Location
- Lawrence Avenue Frenchwood Preston, Lancashire, PR1 4PR England
- Coordinates: 53°45′06″N 2°41′16″W﻿ / ﻿53.75156°N 2.68772°W

Information
- Type: Voluntary aided school
- Religious affiliation: Roman Catholic
- Local authority: Lancashire
- Department for Education URN: 119781 Tables
- Ofsted: Reports
- Headteacher: Simon Corless
- Gender: Coeducational
- Age: 11 to 16
- Enrolment: 402 as of December 2024^{[update]}
- Houses: Assisi, Goretti, Kolbe, Romero
- Website: http://ctk.lancs.sch.uk/

= Christ the King Catholic High School, Preston =

Voluntary aided school in Lancashire, England

Christ the King Catholic High School is a coeducational secondary school located in Preston in the English county of Lancashire.

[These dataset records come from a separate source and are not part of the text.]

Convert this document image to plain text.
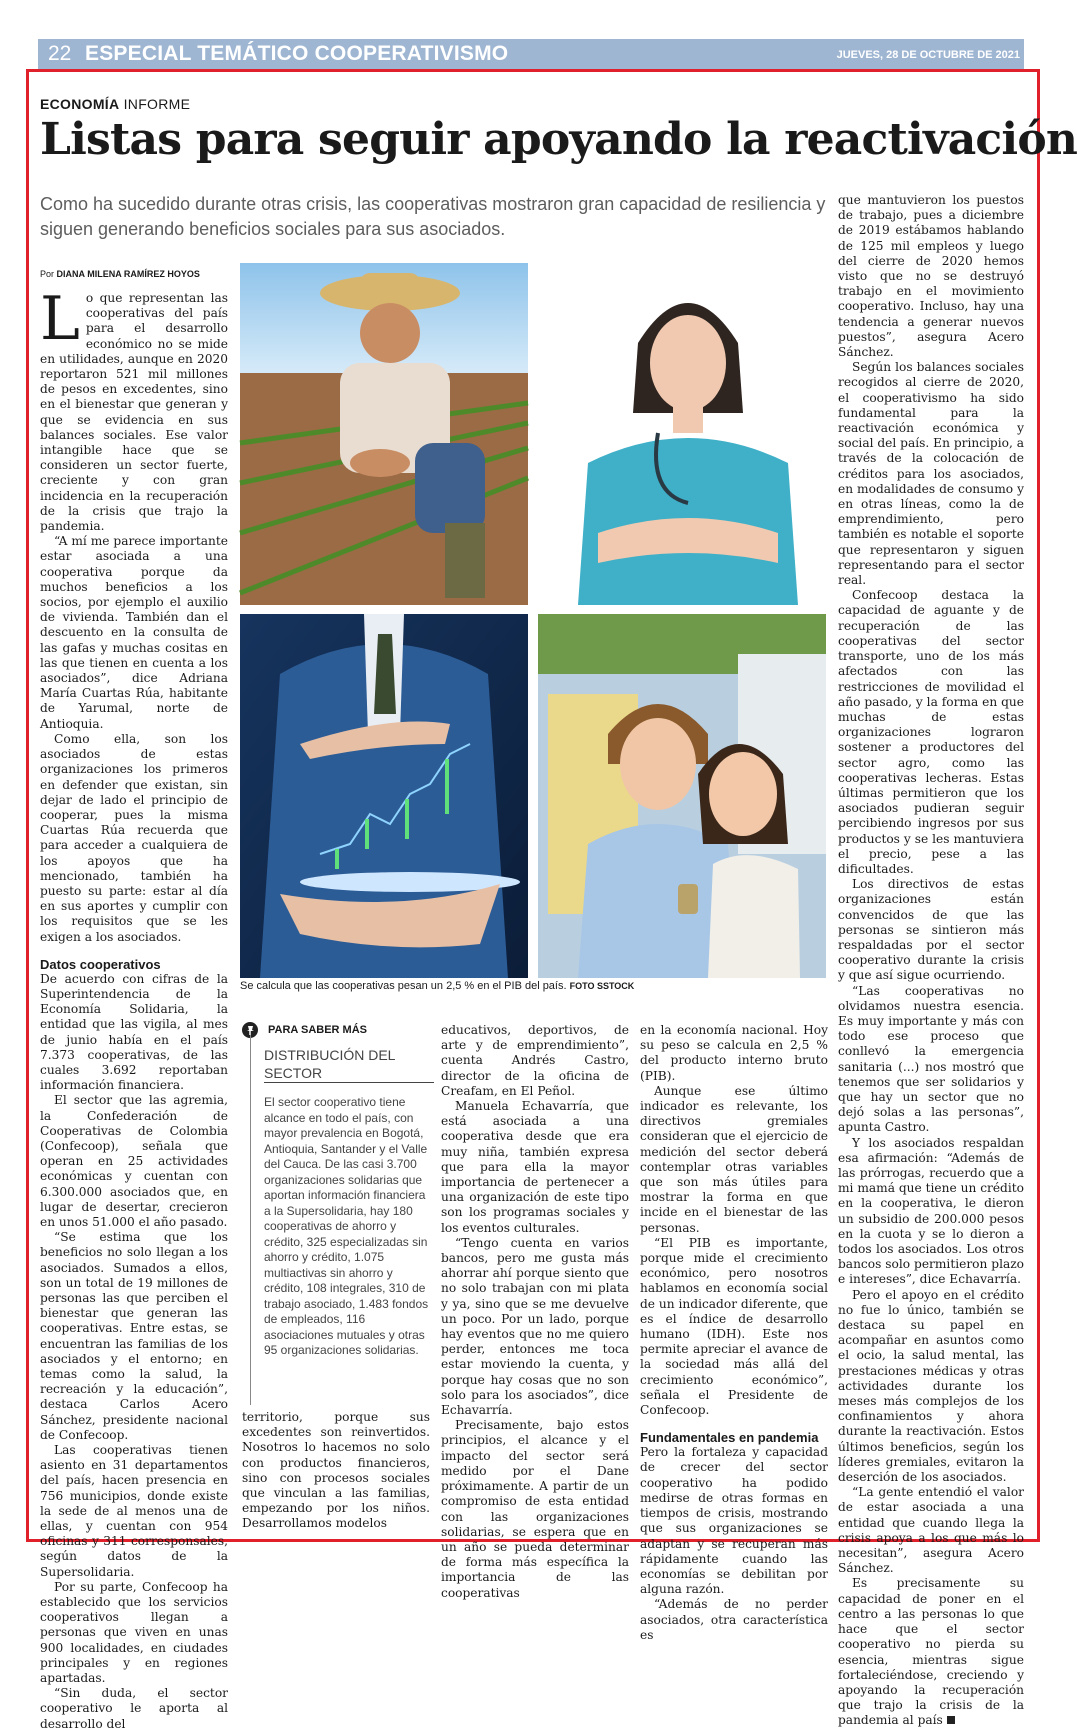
22 ESPECIAL TEMÁTICO COOPERATIVISMO	JUEVES, 28 DE OCTUBRE DE 2021
ECONOMÍA INFORME
Listas para seguir apoyando la reactivación
Como ha sucedido durante otras crisis, las cooperativas mostraron gran capacidad de resiliencia y siguen generando beneficios sociales para sus asociados.
Por DIANA MILENA RAMÍREZ HOYOS

Lo que representan las cooperativas del país para el desarrollo económico no se mide en utilidades, aunque en 2020 reportaron 521 mil millones de pesos en excedentes, sino en el bienestar que generan y que se evidencia en sus balances sociales. Ese valor intangible hace que se consideren un sector fuerte, creciente y con gran incidencia en la recuperación de la crisis que trajo la pandemia.

“A mí me parece importante estar asociada a una cooperativa porque da muchos beneficios a los socios, por ejemplo el auxilio de vivienda. También dan el descuento en la consulta de las gafas y muchas cositas en las que tienen en cuenta a los asociados”, dice Adriana María Cuartas Rúa, habitante de Yarumal, norte de Antioquia.

Como ella, son los asociados de estas organizaciones los primeros en defender que existan, sin dejar de lado el principio de cooperar, pues la misma Cuartas Rúa recuerda que para acceder a cualquiera de los apoyos que ha mencionado, también ha puesto su parte: estar al día en sus aportes y cumplir con los requisitos que se les exigen a los asociados.

Datos cooperativos

De acuerdo con cifras de la Superintendencia de la Economía Solidaria, la entidad que las vigila, al mes de junio había en el país 7.373 cooperativas, de las cuales 3.692 reportaban información financiera.

El sector que las agremia, la Confederación de Cooperativas de Colombia (Confecoop), señala que operan en 25 actividades económicas y cuentan con 6.300.000 asociados que, en lugar de desertar, crecieron en unos 51.000 el año pasado.

“Se estima que los beneficios no solo llegan a los asociados. Sumados a ellos, son un total de 19 millones de personas las que perciben el bienestar que generan las cooperativas. Entre estas, se encuentran las familias de los asociados y el entorno; en temas como la salud, la recreación y la educación”, destaca Carlos Acero Sánchez, presidente nacional de Confecoop.

Las cooperativas tienen asiento en 31 departamentos del país, hacen presencia en 756 municipios, donde existe la sede de al menos una de ellas, y cuentan con 954 oficinas y 311 corresponsales, según datos de la Supersolidaria.

Por su parte, Confecoop ha establecido que los servicios cooperativos llegan a personas que viven en unas 900 localidades, en ciudades principales y en regiones apartadas.

“Sin duda, el sector cooperativo le aporta al desarrollo del

Se calcula que las cooperativas pesan un 2,5 % en el PIB del país. FOTO SSTOCK
PARA SABER MÁS
DISTRIBUCIÓN DEL SECTOR
El sector cooperativo tiene alcance en todo el país, con mayor prevalencia en Bogotá, Antioquia, Santander y el Valle del Cauca. De las casi 3.700 organizaciones solidarias que aportan información financiera a la Supersolidaria, hay 180 cooperativas de ahorro y crédito, 325 especializadas sin ahorro y crédito, 1.075 multiactivas sin ahorro y crédito, 108 integrales, 310 de trabajo asociado, 1.483 fondos de empleados, 116 asociaciones mutuales y otras 95 organizaciones solidarias.

territorio, porque sus excedentes son reinvertidos. Nosotros lo hacemos no solo con productos financieros, sino con procesos sociales que vinculan a las familias, empezando por los niños. Desarrollamos modelos

educativos, deportivos, de arte y de emprendimiento”, cuenta Andrés Castro, director de la oficina de Creafam, en El Peñol.

Manuela Echavarría, que está asociada a una cooperativa desde que era muy niña, también expresa que para ella la mayor importancia de pertenecer a una organización de este tipo son los programas sociales y los eventos culturales.

“Tengo cuenta en varios bancos, pero me gusta más ahorrar ahí porque siento que no solo trabajan con mi plata y ya, sino que se me devuelve un poco. Por un lado, porque hay eventos que no me quiero perder, entonces me toca estar moviendo la cuenta, y porque hay cosas que no son solo para los asociados”, dice Echavarría.

Precisamente, bajo estos principios, el alcance y el impacto del sector será medido por el Dane próximamente. A partir de un compromiso de esta entidad con las organizaciones solidarias, se espera que en un año se pueda determinar de forma más específica la importancia de las cooperativas

en la economía nacional. Hoy su peso se calcula en 2,5 % del producto interno bruto (PIB).

Aunque ese último indicador es relevante, los directivos gremiales consideran que el ejercicio de medición del sector deberá contemplar otras variables que son más útiles para mostrar la forma en que incide en el bienestar de las personas.

“El PIB es importante, porque mide el crecimiento económico, pero nosotros hablamos en economía social de un indicador diferente, que es el índice de desarrollo humano (IDH). Este nos permite apreciar el avance de la sociedad más allá del crecimiento económico”, señala el Presidente de Confecoop.

Fundamentales en pandemia

Pero la fortaleza y capacidad de crecer del sector cooperativo ha podido medirse de otras formas en tiempos de crisis, mostrando que sus organizaciones se adaptan y se recuperan más rápidamente cuando las economías se debilitan por alguna razón.

“Además de no perder asociados, otra característica es

que mantuvieron los puestos de trabajo, pues a diciembre de 2019 estábamos hablando de 125 mil empleos y luego del cierre de 2020 hemos visto que no se destruyó trabajo en el movimiento cooperativo. Incluso, hay una tendencia a generar nuevos puestos”, asegura Acero Sánchez.

Según los balances sociales recogidos al cierre de 2020, el cooperativismo ha sido fundamental para la reactivación económica y social del país. En principio, a través de la colocación de créditos para los asociados, en modalidades de consumo y en otras líneas, como la de emprendimiento, pero también es notable el soporte que representaron y siguen representando para el sector real.

Confecoop destaca la capacidad de aguante y de recuperación de las cooperativas del sector transporte, uno de los más afectados con las restricciones de movilidad el año pasado, y la forma en que muchas de estas organizaciones lograron sostener a productores del sector agro, como las cooperativas lecheras. Estas últimas permitieron que los asociados pudieran seguir percibiendo ingresos por sus productos y se les mantuviera el precio, pese a las dificultades.

Los directivos de estas organizaciones están convencidos de que las personas se sintieron más respaldadas por el sector cooperativo durante la crisis y que así sigue ocurriendo.

“Las cooperativas no olvidamos nuestra esencia. Es muy importante y más con todo ese proceso que conllevó la emergencia sanitaria (...) nos mostró que tenemos que ser solidarios y que hay un sector que no dejó solas a las personas”, apunta Castro.

Y los asociados respaldan esa afirmación: “Además de las prórrogas, recuerdo que a mi mamá que tiene un crédito en la cooperativa, le dieron un subsidio de 200.000 pesos en la cuota y se lo dieron a todos los asociados. Los otros bancos solo permitieron plazo e intereses”, dice Echavarría.

Pero el apoyo en el crédito no fue lo único, también se destaca su papel en acompañar en asuntos como el ocio, la salud mental, las prestaciones médicas y otras actividades durante los meses más complejos de los confinamientos y ahora durante la reactivación. Estos últimos beneficios, según los líderes gremiales, evitaron la deserción de los asociados.

“La gente entendió el valor de estar asociada a una entidad que cuando llega la crisis apoya a los que más lo necesitan”, asegura Acero Sánchez.

Es precisamente su capacidad de poner en el centro a las personas lo que hace que el sector cooperativo no pierda su esencia, mientras sigue fortaleciéndose, creciendo y apoyando la recuperación que trajo la crisis de la pandemia al país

It was a voluntary aided school administered by Lancashire County Council and the Roman Catholic Diocese of Lancaster. However, following an Ofsted report in September 2022 in which the school's leadership and management were rated inadequate and all other areas rated requires improvement, the school officially shut on 31st December 2023 and re-opened the following day as an academy converter under the Mater Ecclesiae Catholic Multi-Academy Trust.

The school offers GCSEs and Cambridge Nationals as programmes of study for pupils, and also offers the Duke of Edinburgh's Award programme. The school also has a specialism in maths and computing.